As far as the biopsy goes, I had one 5 years ago and I had switched nephrologists. My new doc got hold of my original biopsy. He told me that in some cases things can change over time, particularly with active lupus and mine was being very active. So, he thought it was a good idea. The biopsy itself is not a huge deal. I've had much worse going to the dentist.
The needle they use is a bit scary looking but the site of it is more scary then the end result.
I wouldn't worry about another biopsy right now unless things change for you dramatically. You can always ask your kidney doctor about it.

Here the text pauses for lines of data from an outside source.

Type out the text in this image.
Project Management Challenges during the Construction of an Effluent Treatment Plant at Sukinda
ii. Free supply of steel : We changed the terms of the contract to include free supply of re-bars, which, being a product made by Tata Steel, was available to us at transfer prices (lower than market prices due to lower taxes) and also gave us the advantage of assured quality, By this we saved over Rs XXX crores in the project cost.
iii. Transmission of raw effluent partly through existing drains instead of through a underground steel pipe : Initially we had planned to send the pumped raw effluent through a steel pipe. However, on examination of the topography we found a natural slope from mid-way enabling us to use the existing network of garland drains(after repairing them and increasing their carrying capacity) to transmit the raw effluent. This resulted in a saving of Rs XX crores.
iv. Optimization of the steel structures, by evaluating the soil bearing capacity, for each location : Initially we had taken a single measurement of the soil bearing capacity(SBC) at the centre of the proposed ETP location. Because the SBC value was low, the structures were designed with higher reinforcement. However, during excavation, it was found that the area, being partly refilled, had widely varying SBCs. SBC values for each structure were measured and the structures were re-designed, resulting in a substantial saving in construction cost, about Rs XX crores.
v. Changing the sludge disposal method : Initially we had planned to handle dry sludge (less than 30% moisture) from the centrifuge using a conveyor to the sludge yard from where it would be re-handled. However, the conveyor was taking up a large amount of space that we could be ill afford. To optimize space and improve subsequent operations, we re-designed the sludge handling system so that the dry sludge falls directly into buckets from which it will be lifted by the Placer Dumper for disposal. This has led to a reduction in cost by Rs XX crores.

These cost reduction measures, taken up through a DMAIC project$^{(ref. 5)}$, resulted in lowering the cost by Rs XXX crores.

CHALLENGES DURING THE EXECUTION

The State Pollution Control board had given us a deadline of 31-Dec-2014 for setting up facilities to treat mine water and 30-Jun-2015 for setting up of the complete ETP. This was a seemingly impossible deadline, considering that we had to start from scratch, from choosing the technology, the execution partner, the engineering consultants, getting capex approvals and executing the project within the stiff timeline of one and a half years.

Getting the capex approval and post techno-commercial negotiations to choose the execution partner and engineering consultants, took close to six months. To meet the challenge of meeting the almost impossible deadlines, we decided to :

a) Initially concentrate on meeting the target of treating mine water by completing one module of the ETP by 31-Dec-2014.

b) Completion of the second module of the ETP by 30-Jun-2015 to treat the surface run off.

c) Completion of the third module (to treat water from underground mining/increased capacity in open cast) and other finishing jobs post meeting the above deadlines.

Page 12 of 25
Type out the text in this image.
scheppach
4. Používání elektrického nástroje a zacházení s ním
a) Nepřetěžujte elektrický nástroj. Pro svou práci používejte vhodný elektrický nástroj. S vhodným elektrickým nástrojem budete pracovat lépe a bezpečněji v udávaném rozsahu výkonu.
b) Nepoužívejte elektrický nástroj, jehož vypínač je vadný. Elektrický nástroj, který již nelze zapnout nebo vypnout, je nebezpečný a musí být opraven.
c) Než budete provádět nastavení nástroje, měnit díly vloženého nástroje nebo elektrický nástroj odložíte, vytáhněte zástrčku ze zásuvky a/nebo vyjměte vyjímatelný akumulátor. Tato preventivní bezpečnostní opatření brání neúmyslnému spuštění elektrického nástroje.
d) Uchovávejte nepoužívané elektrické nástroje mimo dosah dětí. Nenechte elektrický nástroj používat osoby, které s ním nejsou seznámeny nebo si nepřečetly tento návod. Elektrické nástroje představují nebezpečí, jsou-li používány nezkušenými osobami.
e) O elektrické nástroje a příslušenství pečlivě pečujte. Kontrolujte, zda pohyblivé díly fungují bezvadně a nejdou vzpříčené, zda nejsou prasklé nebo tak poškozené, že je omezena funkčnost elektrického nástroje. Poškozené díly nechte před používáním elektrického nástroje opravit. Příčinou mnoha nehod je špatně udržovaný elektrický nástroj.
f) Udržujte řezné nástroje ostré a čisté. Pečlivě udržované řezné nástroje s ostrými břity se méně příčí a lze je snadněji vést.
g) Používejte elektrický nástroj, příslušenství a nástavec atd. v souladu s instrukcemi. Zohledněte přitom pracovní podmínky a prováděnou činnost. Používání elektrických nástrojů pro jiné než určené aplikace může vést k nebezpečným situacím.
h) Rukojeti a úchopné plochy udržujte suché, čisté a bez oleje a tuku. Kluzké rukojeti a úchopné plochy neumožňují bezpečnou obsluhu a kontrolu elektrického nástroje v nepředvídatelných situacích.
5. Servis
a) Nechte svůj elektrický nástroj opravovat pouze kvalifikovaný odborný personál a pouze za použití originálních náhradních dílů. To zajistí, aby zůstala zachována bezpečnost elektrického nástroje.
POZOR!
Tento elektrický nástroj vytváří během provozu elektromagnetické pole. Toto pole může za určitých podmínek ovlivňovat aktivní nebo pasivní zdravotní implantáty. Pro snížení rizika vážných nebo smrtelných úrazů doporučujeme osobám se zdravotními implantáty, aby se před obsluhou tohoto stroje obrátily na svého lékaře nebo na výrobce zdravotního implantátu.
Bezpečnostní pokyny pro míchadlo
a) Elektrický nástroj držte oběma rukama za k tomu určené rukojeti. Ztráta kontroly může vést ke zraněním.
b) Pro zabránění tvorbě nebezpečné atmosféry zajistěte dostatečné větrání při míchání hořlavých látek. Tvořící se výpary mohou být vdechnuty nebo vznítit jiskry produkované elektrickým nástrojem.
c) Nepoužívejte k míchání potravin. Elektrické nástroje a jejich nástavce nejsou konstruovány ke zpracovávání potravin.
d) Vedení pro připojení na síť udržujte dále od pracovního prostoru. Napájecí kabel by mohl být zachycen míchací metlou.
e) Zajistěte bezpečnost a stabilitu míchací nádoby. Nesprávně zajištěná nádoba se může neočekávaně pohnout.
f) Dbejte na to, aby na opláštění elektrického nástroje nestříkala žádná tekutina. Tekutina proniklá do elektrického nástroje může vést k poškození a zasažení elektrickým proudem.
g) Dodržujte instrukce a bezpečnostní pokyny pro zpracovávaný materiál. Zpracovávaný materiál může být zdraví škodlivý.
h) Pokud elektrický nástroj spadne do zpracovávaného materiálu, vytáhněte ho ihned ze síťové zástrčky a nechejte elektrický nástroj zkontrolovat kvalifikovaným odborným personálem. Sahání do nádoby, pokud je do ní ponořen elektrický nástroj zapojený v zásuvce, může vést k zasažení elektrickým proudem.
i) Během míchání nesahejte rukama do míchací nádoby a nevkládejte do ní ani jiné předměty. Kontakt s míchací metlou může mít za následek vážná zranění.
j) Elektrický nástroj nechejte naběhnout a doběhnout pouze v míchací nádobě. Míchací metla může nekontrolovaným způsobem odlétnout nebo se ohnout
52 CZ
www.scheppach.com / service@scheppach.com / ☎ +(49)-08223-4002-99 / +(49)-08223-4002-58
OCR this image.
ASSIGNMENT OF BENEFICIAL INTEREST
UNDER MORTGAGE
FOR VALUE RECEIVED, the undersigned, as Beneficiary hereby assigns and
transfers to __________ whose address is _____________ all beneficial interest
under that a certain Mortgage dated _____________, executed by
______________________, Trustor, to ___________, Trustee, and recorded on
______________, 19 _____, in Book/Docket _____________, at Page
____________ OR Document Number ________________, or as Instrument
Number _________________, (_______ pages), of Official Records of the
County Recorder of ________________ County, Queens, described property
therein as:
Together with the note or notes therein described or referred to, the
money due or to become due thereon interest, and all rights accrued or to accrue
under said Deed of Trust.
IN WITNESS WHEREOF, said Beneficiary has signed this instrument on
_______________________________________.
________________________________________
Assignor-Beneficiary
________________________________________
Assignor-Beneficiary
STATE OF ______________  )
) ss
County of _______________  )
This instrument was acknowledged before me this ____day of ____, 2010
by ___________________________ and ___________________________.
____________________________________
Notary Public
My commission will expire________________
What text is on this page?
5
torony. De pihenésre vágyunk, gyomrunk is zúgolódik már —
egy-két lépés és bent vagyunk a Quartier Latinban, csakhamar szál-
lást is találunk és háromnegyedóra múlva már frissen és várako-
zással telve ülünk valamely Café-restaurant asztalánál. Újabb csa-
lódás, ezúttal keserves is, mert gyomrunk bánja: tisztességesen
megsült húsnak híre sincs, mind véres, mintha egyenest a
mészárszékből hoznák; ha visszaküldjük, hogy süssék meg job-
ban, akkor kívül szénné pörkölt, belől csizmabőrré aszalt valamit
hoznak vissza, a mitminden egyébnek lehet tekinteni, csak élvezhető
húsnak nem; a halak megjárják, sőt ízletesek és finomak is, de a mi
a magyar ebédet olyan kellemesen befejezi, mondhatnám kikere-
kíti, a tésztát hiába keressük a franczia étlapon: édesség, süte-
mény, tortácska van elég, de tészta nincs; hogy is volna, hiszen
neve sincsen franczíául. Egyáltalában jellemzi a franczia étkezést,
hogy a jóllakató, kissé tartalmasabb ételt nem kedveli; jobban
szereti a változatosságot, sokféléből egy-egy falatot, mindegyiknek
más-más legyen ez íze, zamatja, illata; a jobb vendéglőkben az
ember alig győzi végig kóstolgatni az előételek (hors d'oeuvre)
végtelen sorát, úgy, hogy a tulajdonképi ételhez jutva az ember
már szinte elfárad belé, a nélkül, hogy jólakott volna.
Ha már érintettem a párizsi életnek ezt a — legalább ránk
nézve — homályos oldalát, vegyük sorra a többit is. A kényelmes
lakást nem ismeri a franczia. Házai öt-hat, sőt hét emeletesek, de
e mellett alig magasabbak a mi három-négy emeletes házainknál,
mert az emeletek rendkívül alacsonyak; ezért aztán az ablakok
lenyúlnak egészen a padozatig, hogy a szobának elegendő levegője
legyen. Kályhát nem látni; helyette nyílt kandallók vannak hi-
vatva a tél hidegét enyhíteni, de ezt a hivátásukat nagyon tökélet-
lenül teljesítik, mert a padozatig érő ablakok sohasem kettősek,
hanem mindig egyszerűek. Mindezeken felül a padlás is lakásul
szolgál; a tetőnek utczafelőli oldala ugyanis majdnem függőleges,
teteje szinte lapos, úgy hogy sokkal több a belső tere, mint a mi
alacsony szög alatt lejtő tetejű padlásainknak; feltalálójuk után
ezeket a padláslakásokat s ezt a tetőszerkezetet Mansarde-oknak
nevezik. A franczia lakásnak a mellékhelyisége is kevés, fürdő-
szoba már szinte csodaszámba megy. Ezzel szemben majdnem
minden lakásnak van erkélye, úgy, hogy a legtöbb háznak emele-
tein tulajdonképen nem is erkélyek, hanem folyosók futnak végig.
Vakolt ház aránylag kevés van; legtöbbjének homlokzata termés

I am doing pretty well. I'm on the right medication and working on getting through this. I hope things are well with you too.
09-16-2005, 05:35 PM
Hello there hopefully your diet is going ok i was wondering when you are on that diet what do you drink? I use to drink diet soda all the time till about 3mnths ago when I started having alot of kidneys problems i actually cut it out completely no more carbonated beverages at all i drink pretty much water or crystal light, i was hoping that it would help my kidneys whats your view on this? my doctors said carbonated beverages are actually no good for anyone, well tahnx for listening.
09-16-2005, 06:01 PM
As far as what to drink, the best I've found is plain old water. The diet soda has aspartame in it, which is actually pretty nasty stuff. The Cyrstal Light is still going to have sugar or aspartame in it.
One thing you can try is go to the health food store and get something called Stevia. You can get it as a liquid extract or a powder. I kind of like the extract. It's an herb and it's a natural sweetner. Sometimes I will take a glass of water and squeeze lemon into it and then add some Stevia and I get lemonade. It takes a bit to get the taste just right but it's pretty good and not bad for you either.
I hope that helps.
09-17-2005, 08:30 AM
Splenda is a great sweetener! Not a chemical like aspartame, and it tastes good, too...
09-18-2005, 04:50 AM
Actually, there is some research out that indicates that Splenda is not what it is cracked up to be. You can look it up on the internet as well as looking up "sucralose".
I was acrtually very excited about Splenda when I first heard about it from a nutritionist. Since other data has come out though I have stopped using it.
I still think that it's better than aspartame. However, Stevia is an herb and nothing more than that so it is a safe sweetner.